Occasionally injury to the thoracolumbar spinal cord can cause clinical signs in the forelimbs. Almost invariably the injury is extremely acute and severe, such as a spinal fracture or profound type I disk herniation. There are motor fibers in the upper lumbar spinal cord segments that run forward to the cervicothoracic area to influence the nerves exiting to the muscles of the forelimbs and neck. When these motor fibers are damaged, the forelimbs become rigidly extended and the dog holds its head back. Also, deep pain perception is often not recognizable. This is called Schiff-Sherrington syndrome and, in the past, was said to always be an indication of irreversible spinal cord malacia. Unfortunately that is not true because many dogs that display this syndrome can recover if immediate aggressive medical and surgical therapy is instigated. Unfortunately, many dogs have been needlessly euthanized due to failure to understand that this syndrome can be reversible. However, if signs of Schiff-Sherrington syndrome persist after aggressive therapy has been administered, or persist when therapy has been delayed for whatever reason, then the prognosis is grave.

Diagnostics

 

Intervertebral disk herniation is usually suspected based on the signalmen(breed, age, sex), history of appropriate clinical dysfunction, and a neurologic localization of the cervical or thoracolumbar areas. To make a positive diagnosis, spinal radiographs or Xrays will need to be taken. It is absolutely imperative that no movement occur and that the muscles along the spinal column be relaxed if an accurate assessment of vertebral relationships and disk spaces is to be made. Consequently, the only way to get good quality spinal radiographs is by administering a general anesthetic to the affected dog. The only exception would be if some other physical abnormality, such as severe heart disease, precludes this being done safely. In that event, surgical intervention is probably also not an option and specifically locating the offending disk is not necessary to carry out good medical therapy.

Once the dog is anesthetized, a series of plain radiographs will be taken with the dog lying on its side (lateral view). The veterinarian will be looking for changes in the normal relationships and density of the vertebrae and the disks. Those changes include narrowed or wedged disk spaces, displaced calcified disk material in the intervertebral disk space or intervertebral foramina, narrowed articular joint spaces, and/or many other suggestive signs. However, calcification of the nucleus pulposus does not necessarily mean that a disk will herniate. Unfortunately, most herniated disk material is not calcified enough to be seen on Xray. Therefore the exact position of the herniated material most often can not be determined on plain Xrays and a specialized study called a myelogram must be performed. Risks are involved and the possibility of worsening a delicately balanced situation exists. However, the manufacture of new less irritative dyes has removed a great deal of the risk and myelograms are now routinely performed without the great concern of the past.
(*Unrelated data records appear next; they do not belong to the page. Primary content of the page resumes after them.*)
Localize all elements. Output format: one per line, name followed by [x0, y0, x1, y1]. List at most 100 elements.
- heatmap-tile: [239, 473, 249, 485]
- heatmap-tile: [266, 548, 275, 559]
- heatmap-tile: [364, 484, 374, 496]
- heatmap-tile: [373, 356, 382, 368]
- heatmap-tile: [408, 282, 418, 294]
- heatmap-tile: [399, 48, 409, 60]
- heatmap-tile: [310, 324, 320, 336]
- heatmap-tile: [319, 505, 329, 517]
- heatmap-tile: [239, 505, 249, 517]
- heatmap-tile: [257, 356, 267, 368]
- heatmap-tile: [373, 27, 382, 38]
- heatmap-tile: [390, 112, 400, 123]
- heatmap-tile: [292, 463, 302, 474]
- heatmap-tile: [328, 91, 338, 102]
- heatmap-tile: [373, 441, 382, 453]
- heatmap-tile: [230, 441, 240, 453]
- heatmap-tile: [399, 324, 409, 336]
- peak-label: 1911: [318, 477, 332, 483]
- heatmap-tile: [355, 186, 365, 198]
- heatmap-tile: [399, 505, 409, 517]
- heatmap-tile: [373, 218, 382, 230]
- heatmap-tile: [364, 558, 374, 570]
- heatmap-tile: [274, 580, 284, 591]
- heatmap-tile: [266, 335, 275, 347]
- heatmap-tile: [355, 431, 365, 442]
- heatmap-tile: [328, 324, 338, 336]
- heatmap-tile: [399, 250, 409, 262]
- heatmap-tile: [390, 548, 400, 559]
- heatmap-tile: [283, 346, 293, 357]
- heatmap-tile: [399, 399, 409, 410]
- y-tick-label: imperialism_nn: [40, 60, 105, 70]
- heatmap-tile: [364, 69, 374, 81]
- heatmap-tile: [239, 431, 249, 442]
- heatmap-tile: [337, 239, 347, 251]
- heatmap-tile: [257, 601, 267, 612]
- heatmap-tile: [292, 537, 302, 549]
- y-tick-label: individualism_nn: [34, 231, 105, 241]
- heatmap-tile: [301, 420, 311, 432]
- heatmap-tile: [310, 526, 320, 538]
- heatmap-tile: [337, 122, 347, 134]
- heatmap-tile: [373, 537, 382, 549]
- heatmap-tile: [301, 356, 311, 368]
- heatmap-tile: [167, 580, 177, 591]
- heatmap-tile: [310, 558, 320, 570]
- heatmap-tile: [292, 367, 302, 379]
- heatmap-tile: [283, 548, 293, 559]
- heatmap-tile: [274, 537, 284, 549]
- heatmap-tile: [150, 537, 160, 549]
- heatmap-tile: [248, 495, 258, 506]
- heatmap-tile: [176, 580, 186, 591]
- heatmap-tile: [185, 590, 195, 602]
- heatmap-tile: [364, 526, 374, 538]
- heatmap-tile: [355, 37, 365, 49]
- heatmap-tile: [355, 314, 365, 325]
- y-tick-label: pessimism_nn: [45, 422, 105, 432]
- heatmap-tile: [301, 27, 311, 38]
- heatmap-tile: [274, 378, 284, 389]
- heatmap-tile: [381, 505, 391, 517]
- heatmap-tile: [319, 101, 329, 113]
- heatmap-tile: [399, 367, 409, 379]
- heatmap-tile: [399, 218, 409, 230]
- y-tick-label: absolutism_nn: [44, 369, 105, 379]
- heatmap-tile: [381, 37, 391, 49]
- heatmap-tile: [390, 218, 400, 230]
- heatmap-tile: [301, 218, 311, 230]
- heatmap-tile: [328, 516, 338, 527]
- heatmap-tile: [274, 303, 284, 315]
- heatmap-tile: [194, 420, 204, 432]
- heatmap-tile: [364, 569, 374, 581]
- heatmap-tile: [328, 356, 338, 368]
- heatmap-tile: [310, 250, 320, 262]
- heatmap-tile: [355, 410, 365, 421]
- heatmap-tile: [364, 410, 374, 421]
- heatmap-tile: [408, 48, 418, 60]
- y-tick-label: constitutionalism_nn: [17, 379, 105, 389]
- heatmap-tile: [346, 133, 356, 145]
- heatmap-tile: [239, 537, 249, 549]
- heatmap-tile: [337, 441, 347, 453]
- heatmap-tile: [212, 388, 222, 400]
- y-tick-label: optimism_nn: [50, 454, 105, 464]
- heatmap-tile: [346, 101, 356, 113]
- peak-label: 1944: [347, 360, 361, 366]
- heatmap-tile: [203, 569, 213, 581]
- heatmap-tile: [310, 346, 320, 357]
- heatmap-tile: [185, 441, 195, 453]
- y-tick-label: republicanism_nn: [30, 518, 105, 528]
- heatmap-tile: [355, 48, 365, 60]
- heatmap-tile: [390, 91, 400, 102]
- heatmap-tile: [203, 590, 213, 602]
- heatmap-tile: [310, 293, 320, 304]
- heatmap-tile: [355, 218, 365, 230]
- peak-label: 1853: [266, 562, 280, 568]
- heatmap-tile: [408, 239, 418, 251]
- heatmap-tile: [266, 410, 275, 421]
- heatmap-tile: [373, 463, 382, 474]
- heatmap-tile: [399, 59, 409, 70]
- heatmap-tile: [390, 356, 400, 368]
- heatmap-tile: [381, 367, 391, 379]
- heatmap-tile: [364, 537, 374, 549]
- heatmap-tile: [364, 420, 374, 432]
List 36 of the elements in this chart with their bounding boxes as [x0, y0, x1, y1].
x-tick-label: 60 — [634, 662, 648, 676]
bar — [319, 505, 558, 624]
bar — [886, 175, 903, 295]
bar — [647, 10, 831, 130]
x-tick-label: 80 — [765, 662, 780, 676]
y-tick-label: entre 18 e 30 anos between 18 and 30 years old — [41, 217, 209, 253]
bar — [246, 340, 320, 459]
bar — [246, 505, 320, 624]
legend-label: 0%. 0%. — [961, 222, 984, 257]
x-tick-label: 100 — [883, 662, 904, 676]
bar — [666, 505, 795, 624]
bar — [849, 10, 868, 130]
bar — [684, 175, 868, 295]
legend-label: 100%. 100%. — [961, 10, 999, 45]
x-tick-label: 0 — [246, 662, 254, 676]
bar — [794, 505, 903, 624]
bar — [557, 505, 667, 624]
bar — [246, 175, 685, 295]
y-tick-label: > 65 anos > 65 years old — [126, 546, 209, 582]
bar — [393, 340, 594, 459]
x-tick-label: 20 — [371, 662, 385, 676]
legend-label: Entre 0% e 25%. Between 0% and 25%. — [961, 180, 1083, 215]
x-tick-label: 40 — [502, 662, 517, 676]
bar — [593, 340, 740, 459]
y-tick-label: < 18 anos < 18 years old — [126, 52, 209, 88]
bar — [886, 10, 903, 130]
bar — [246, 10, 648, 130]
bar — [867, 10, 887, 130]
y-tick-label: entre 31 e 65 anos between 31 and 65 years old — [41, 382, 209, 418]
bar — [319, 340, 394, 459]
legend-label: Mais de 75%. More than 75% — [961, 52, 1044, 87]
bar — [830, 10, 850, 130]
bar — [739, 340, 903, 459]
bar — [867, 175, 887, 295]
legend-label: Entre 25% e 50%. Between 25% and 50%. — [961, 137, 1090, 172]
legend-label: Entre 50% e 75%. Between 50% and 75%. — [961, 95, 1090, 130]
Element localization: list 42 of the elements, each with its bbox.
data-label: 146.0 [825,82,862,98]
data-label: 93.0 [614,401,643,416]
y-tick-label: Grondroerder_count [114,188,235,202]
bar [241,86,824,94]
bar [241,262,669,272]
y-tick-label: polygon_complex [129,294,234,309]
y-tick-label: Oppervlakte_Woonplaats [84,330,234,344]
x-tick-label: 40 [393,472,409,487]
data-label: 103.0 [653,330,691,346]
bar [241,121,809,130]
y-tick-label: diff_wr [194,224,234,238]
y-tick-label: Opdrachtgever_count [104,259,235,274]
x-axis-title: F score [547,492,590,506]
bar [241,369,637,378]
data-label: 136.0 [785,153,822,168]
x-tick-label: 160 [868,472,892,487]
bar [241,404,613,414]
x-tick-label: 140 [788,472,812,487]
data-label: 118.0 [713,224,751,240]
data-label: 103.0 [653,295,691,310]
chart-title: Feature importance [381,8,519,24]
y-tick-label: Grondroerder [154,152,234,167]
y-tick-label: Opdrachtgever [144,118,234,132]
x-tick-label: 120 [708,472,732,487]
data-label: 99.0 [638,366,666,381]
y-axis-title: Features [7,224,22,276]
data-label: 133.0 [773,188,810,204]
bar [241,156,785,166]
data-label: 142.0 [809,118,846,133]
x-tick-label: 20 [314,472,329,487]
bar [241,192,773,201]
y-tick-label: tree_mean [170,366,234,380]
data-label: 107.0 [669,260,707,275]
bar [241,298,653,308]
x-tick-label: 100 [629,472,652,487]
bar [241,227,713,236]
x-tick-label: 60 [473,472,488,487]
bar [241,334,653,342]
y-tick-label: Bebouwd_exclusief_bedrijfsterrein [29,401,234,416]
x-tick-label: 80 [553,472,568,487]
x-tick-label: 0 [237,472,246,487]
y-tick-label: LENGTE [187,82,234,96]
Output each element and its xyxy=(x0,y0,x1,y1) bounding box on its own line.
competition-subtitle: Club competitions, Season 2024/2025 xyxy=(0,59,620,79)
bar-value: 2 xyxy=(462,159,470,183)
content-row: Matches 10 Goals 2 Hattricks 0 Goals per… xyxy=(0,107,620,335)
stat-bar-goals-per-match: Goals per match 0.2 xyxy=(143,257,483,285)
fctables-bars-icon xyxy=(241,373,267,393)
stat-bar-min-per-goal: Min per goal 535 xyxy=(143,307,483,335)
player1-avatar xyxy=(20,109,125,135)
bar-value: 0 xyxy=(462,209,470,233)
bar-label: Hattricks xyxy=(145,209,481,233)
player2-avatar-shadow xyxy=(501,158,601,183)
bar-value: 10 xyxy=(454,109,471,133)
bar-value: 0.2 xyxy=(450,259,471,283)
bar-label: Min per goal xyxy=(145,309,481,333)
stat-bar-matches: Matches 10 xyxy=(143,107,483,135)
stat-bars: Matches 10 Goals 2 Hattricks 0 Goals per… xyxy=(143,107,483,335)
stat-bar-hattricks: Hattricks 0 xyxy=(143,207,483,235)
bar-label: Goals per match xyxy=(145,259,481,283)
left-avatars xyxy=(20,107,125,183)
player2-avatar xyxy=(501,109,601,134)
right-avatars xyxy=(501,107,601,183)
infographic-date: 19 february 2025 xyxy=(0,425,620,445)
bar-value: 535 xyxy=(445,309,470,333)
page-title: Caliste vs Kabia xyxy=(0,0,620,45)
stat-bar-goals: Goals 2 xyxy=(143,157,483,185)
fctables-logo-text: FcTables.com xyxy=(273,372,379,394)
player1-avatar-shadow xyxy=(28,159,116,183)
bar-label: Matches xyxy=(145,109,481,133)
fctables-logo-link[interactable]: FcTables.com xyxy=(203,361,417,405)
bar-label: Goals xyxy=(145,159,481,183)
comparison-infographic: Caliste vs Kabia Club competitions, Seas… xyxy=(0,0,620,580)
In a myelogram, radioopaque dye is injected into the cerebrospinal fluid in the subarachnoid space. In a normal study, two lines of dye will be seen running on each side of the spinal cord more or less like railroad tracks running parallel to one another. When a disk has herniated, nuclear material and torn annular fibers can occupy the extradural space compressing the spinal cord. The normal parallel configuration of the two dye lines will be disrupted by either pushing them closer together or farther apart depending on the particular radiographic view examined. Additional oblique views can be taken to help identify which side of the spinal cord is more affected. By examining all views carefully, the amount of herniated material, and therefore the amount of pressure on the spinal cord, can be estimated. Also the preferred side to enter surgically can be determined.